Introducing The Library Operating System For Linux

Written by Michael Larabel in Linux Kernel on 24 March 2015 at 01:16 PM EDT. 20 Comments
LINUX KERNEL
Announced today on the Linux kernel mailing list was the Library Operating System (LibOS) for Linux.

LibOS for Linux is initially about breaking the Linux kernel's networking stack out into user-space as a shared library.

Hajime Tazaki announced and explained the work:
Our objective is to build the kernel network stack as a shared library that can be linked to by userspace programs to provide network stack personalization and testing facilities, and allow researchers to more easily simulate complex network topologies of linux routers/hosts.

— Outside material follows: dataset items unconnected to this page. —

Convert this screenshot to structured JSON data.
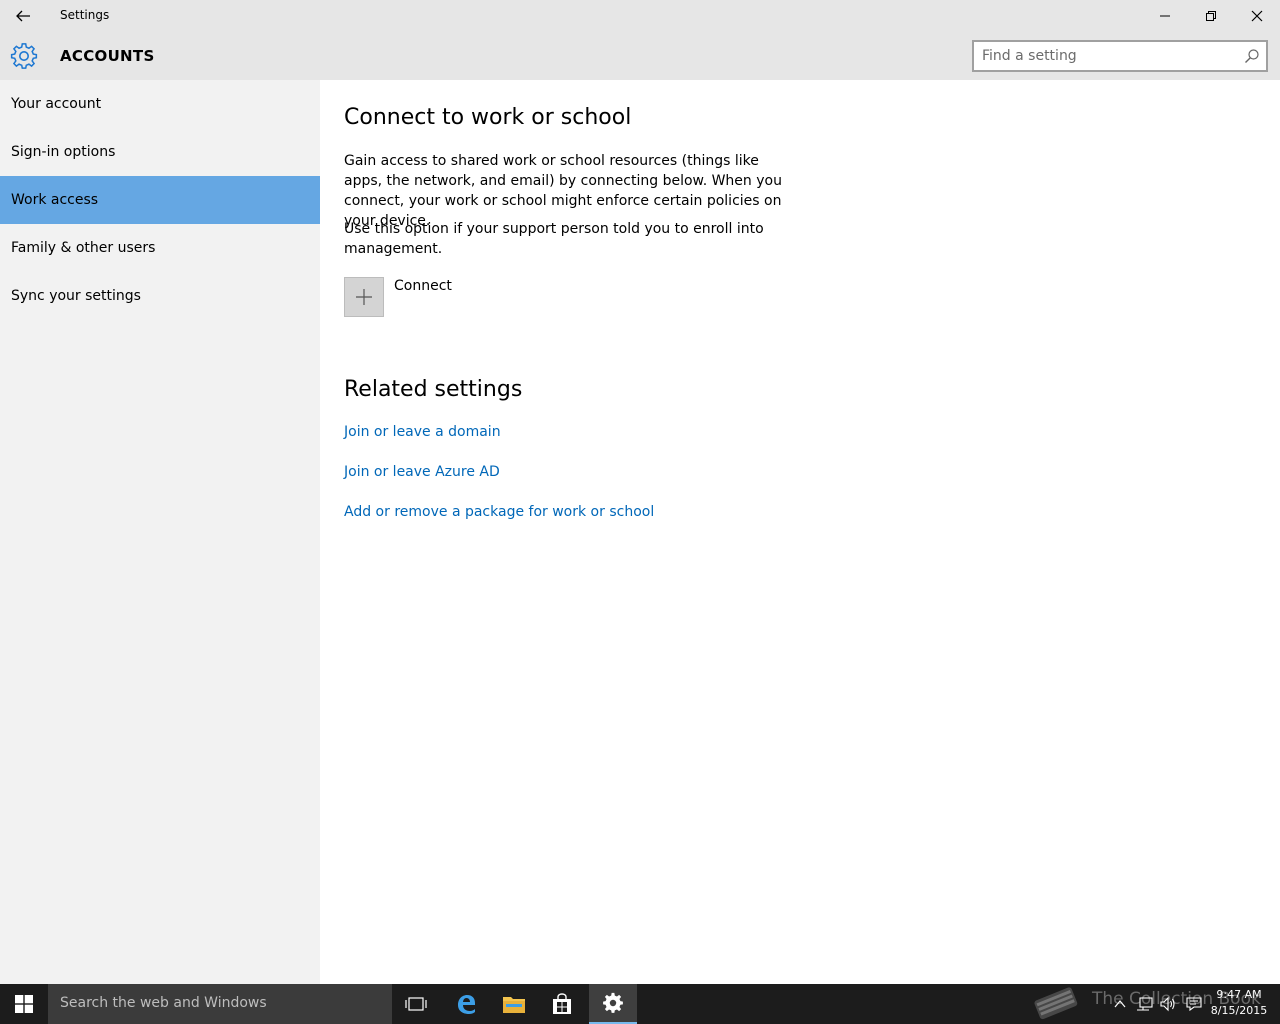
{
  "window": {
    "title": "Settings"
  },
  "header": {
    "section_title": "ACCOUNTS",
    "search_placeholder": "Find a setting"
  },
  "sidebar": {
    "items": [
      {
        "label": "Your account",
        "active": false
      },
      {
        "label": "Sign-in options",
        "active": false
      },
      {
        "label": "Work access",
        "active": true
      },
      {
        "label": "Family & other users",
        "active": false
      },
      {
        "label": "Sync your settings",
        "active": false
      }
    ]
  },
  "main": {
    "title": "Connect to work or school",
    "description": "Gain access to shared work or school resources (things like apps, the network, and email) by connecting below. When you connect, your work or school might enforce certain policies on your device.",
    "enroll_note": "Use this option if your support person told you to enroll into management.",
    "connect_label": "Connect",
    "related_title": "Related settings",
    "links": [
      "Join or leave a domain",
      "Join or leave Azure AD",
      "Add or remove a package for work or school"
    ]
  },
  "taskbar": {
    "search_placeholder": "Search the web and Windows",
    "time": "9:47 AM",
    "date": "8/15/2015",
    "watermark": "The Collection Book"
  },
  "colors": {
    "accent": "#65a7e3",
    "link": "#0067b8",
    "gear": "#1e78d2"
  }
}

Although the architecture itself can virtualize various things, the current design only focuses on the network stack. You can benefit network stack feature such as TCP, UDP, SCTP, DCCP (IPv4 and IPv6), Mobie IPv6, Multipath TCP (IPv4/IPv6, out-of-tree at the present moment), and netlink with various userspace applications (quagga, iproute2, iperf, wget, and thttpd).

== What is LibOS ? ==

The library exposes an entry point as API, which is lib_init(), in order to connect userspace applications to the (userspace-version) kernel network stack. The clock source, virtual struct net_device, and scheduler are provided by caller while kernel resource like system calls is provided by callee.

Once the LibOS is initialized via the API, userspace applications with POSIX socket can use the system calls defined in LibOS by replacing from the original socket-related symbols to the LibOS-specific one. Then application can benefit the network stack of LibOS without involving the host network stack.

Currently, there are two users of LibOS: Network Stack in Userspace (NUSE) and ns-3 network simulatior with Direct Code Execution (DCE). These codes are managed at an external repository.